R plugin (Preview)

The R plugin runs a user-defined-function (UDF) using an R script. The script gets tabular data as its input, and produces tabular output. The plugin's runtime is hosted in a sandbox on the cluster's nodes. The sandbox provides an isolated and secure environment.

Syntax

T | evaluate [hint.distribution = (single | per_node)] r(output_schema, script [, script_parameters])

Arguments

  • output_schema: A type literal that defines the output schema of the tabular data, returned by the R code.
    • The format is: typeof(ColumnName: ColumnType[, ...]), for example: typeof(col1:string, col2:long).
    • To extend the input schema, use the following syntax: typeof(*, col1:string, col2:long).
  • script: A string literal that is the valid R script to be executed.
  • script_parameters: An optional dynamic literal that is a property bag of name and value pairs to be passed to the R script as the reserved kargs dictionary. For more information, see Reserved R variables.
  • hint.distribution: An optional hint for the plugin's execution to be distributed across multiple cluster nodes. Default: single.
    • single: A single instance of the script will run over the entire query data.
    • per_node: If the query before the R block is distributed, an instance of the script will run on each node over the data that it contains.

Reserved R variables

The following variables are reserved for interaction between Kusto Query Language and the R code:

  • df: The input tabular data (the values of T above), as an R DataFrame.
  • kargs: The value of the script_parameters argument, as an R dictionary.
  • result: An R DataFrame created by the R script. The value becomes the tabular data that gets sent to any Kusto query operator that follows the plugin.

Enable the plugin

Notes and limitations

  • The R sandbox image is based on R 3.4.4 for Windows, and includes packages from Anaconda's R Essentials bundle.
  • The R sandbox limits access to the network. The R code can't dynamically install additional packages that aren't included in the image. If you need specific packages, open a New support request in the Azure portal.

Examples

range x from 1 to 360 step 1
| evaluate r(
//
typeof(*, fx:double),               //  Output schema: append a new fx column to original table 
//
'result <- df\n'                    //  The R decorated script
'n <- nrow(df)\n'
'g <- kargs$gain\n'
'f <- kargs$cycles\n'
'result$fx <- g * sin(df$x / n * 2 * pi * f)'
//
, pack('gain', 100, 'cycles', 4)    //  dictionary of parameters
)
| render linechart 

Sine demo

Performance tips

  • Reduce the plugin's input data set to the minimum amount required (columns/rows).
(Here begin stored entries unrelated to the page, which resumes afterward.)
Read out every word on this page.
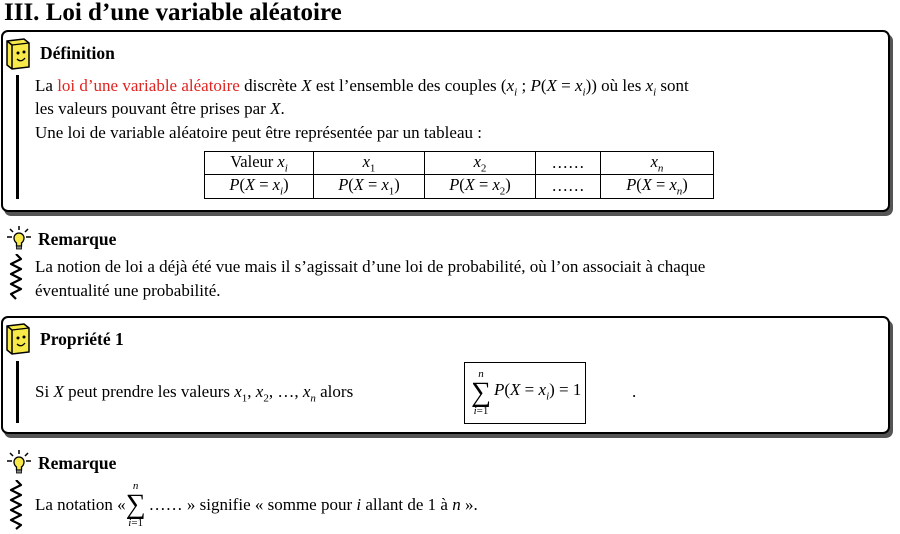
III. Loi d’une variable aléatoire
Définition
La loi d’une variable aléatoire discrète X est l’ensemble des couples ($x_i$ ; $P(X = x_i)$) où les $x_i$ sont
les valeurs pouvant être prises par X.
Une loi de variable aléatoire peut être représentée par un tableau :
Valeur $x_i$	$x_1$	$x_2$	……	$x_n$
$P(X = x_i)$	$P(X = x_1)$	$P(X = x_2)$	……	$P(X = x_n)$
Remarque
La notion de loi a déjà été vue mais il s’agissait d’une loi de probabilité, où l’on associait à chaque
éventualité une probabilité.
Propriété 1
Si X peut prendre les valeurs $x_1$, $x_2$, …, $x_n$ alors
n
∑
i=1
$P(X = x_i) = 1$	.
Remarque
La notation «
n
∑
i=1
…… » signifie « somme pour i allant de 1 à n ».
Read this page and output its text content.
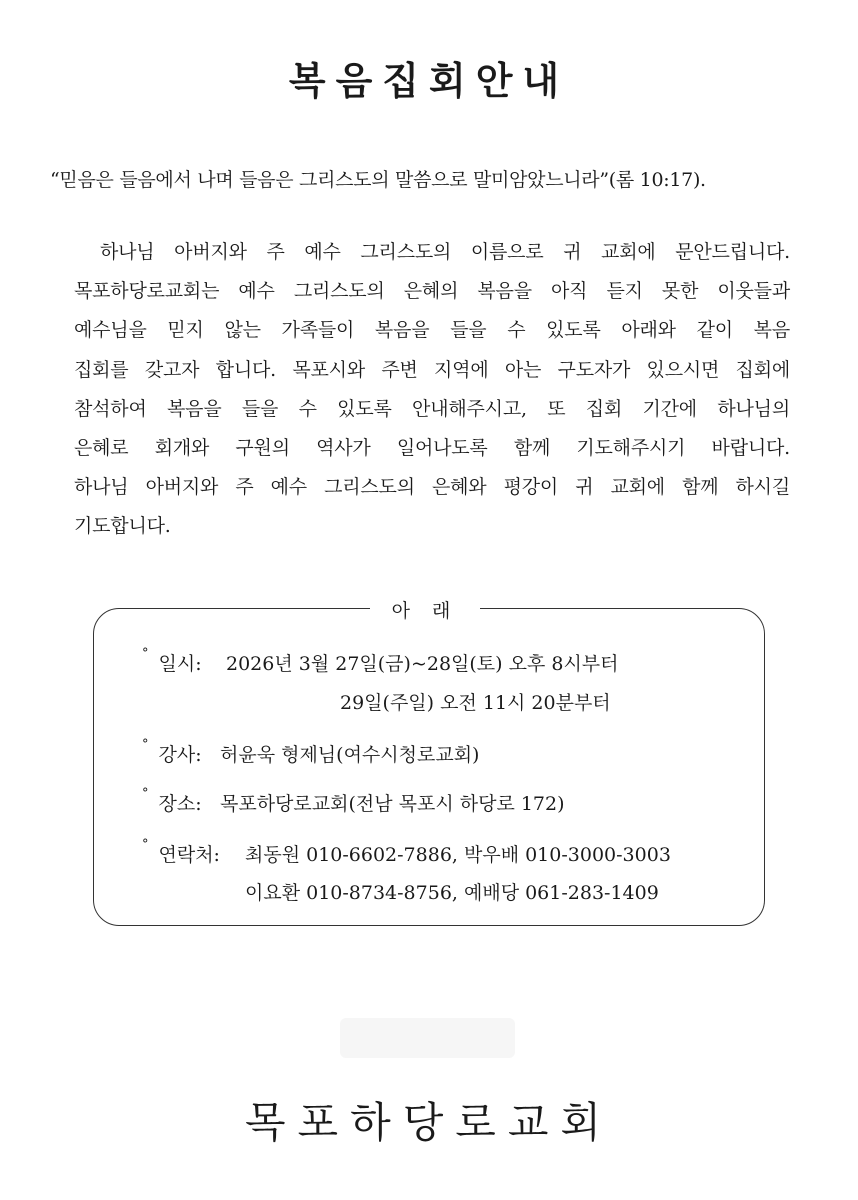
복음집회안내
“믿음은 들음에서 나며 들음은 그리스도의 말씀으로 말미암았느니라”(롬 10:17).
하나님 아버지와 주 예수 그리스도의 이름으로 귀 교회에 문안드립니다.
목포하당로교회는 예수 그리스도의 은혜의 복음을 아직 듣지 못한 이웃들과
예수님을 믿지 않는 가족들이 복음을 들을 수 있도록 아래와 같이 복음
집회를 갖고자 합니다. 목포시와 주변 지역에 아는 구도자가 있으시면 집회에
참석하여 복음을 들을 수 있도록 안내해주시고, 또 집회 기간에 하나님의
은혜로 회개와 구원의 역사가 일어나도록 함께 기도해주시기 바랍니다.
하나님 아버지와 주 예수 그리스도의 은혜와 평강이 귀 교회에 함께 하시길
기도합니다.
아 래
° 일시: 2026년 3월 27일(금)~28일(토) 오후 8시부터
29일(주일) 오전 11시 20분부터
° 강사: 허윤욱 형제님(여수시청로교회)
° 장소: 목포하당로교회(전남 목포시 하당로 172)
° 연락처: 최동원 010-6602-7886, 박우배 010-3000-3003
이요환 010-8734-8756, 예배당 061-283-1409
목포하당로교회
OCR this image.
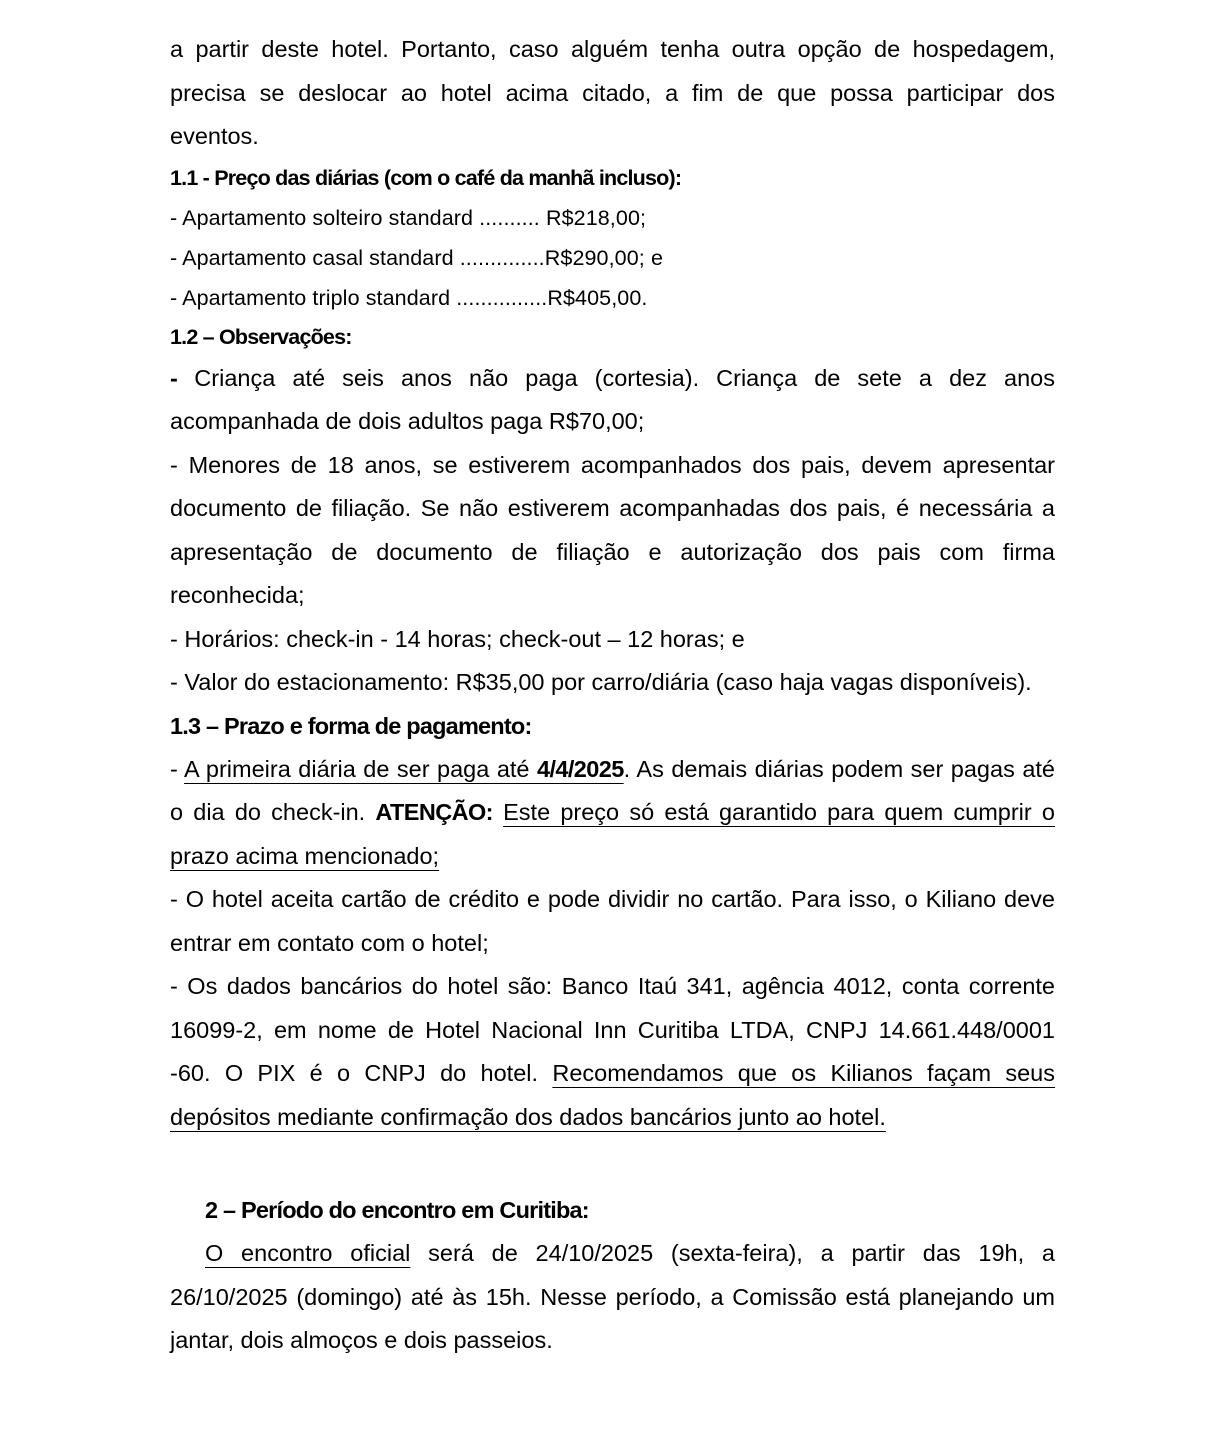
a partir deste hotel. Portanto, caso alguém tenha outra opção de hospedagem,

precisa se deslocar ao hotel acima citado, a fim de que possa participar dos

eventos.

1.1 - Preço das diárias (com o café da manhã incluso):

- Apartamento solteiro standard .......... R$218,00;

- Apartamento casal standard ..............R$290,00; e

- Apartamento triplo standard ...............R$405,00.

1.2 – Observações:

- Criança até seis anos não paga (cortesia). Criança de sete a dez anos acompanhada de dois adultos paga R$70,00;

- Menores de 18 anos, se estiverem acompanhados dos pais, devem apresentar documento de filiação. Se não estiverem acompanhadas dos pais, é necessária a apresentação de documento de filiação e autorização dos pais com firma reconhecida;

- Horários: check-in - 14 horas; check-out – 12 horas; e

- Valor do estacionamento: R$35,00 por carro/diária (caso haja vagas disponíveis).

1.3 – Prazo e forma de pagamento:

- A primeira diária de ser paga até 4/4/2025. As demais diárias podem ser pagas até o dia do check-in. ATENÇÃO: Este preço só está garantido para quem cumprir o prazo acima mencionado;

- O hotel aceita cartão de crédito e pode dividir no cartão. Para isso, o Kiliano deve entrar em contato com o hotel;

- Os dados bancários do hotel são: Banco Itaú 341, agência 4012, conta corrente 16099-2, em nome de Hotel Nacional Inn Curitiba LTDA, CNPJ 14.661.448/0001 -60. O PIX é o CNPJ do hotel. Recomendamos que os Kilianos façam seus depósitos mediante confirmação dos dados bancários junto ao hotel.

2 – Período do encontro em Curitiba:

O encontro oficial será de 24/10/2025 (sexta-feira), a partir das 19h, a 26/10/2025 (domingo) até às 15h. Nesse período, a Comissão está planejando um jantar, dois almoços e dois passeios.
    • Use filters on the source data set using the Kusto Query Language, when possible.
    • To make a calculation on a subset of the source columns, project only those columns before invoking the plugin.
  • Use hint.distribution = per_node whenever the logic in your script is distributable.

  • Whenever possible, use the Kusto Query Language to implement the logic of your R script.

    For example:

    .show operations
    | where StartedOn > ago(1d) // Filtering out irrelevant records before invoking the plugin
    | project d_seconds = Duration / 1s // Projecting only a subset of the necessary columns
    | evaluate hint.distribution = per_node r( // Using per_node distribution, as the script's logic allows it
        typeof(*, d2:double),
        'result <- df\n'
        'result$d2 <- df$d_seconds\n' // Negative example: this logic should have been written using Kusto's query language
      )
    | summarize avg = avg(d2)
    

Usage tips

  • To avoid conflicts between Kusto string delimiters and R string delimiters:

    • Use single quote characters (') for Kusto string literals in Kusto queries.
    • Use double quote characters (") for R string literals in R scripts.
  • Use the external data operator to obtain the content of a script that you've stored in an external location, such as Azure blob storage or a public GitHub repository.

    For example:

    let script = 
        externaldata(script:string)
        [h'https://kustoscriptsamples.blob.core.windows.net/samples/R/sample_script.r']
        with(format = raw);
    range x from 1 to 360 step 1
    | evaluate r(
        typeof(*, fx:double),
        toscalar(script), 
        pack('gain', 100, 'cycles', 4))
    | render linechart 
    

This capability isn't supported in Azure Monitor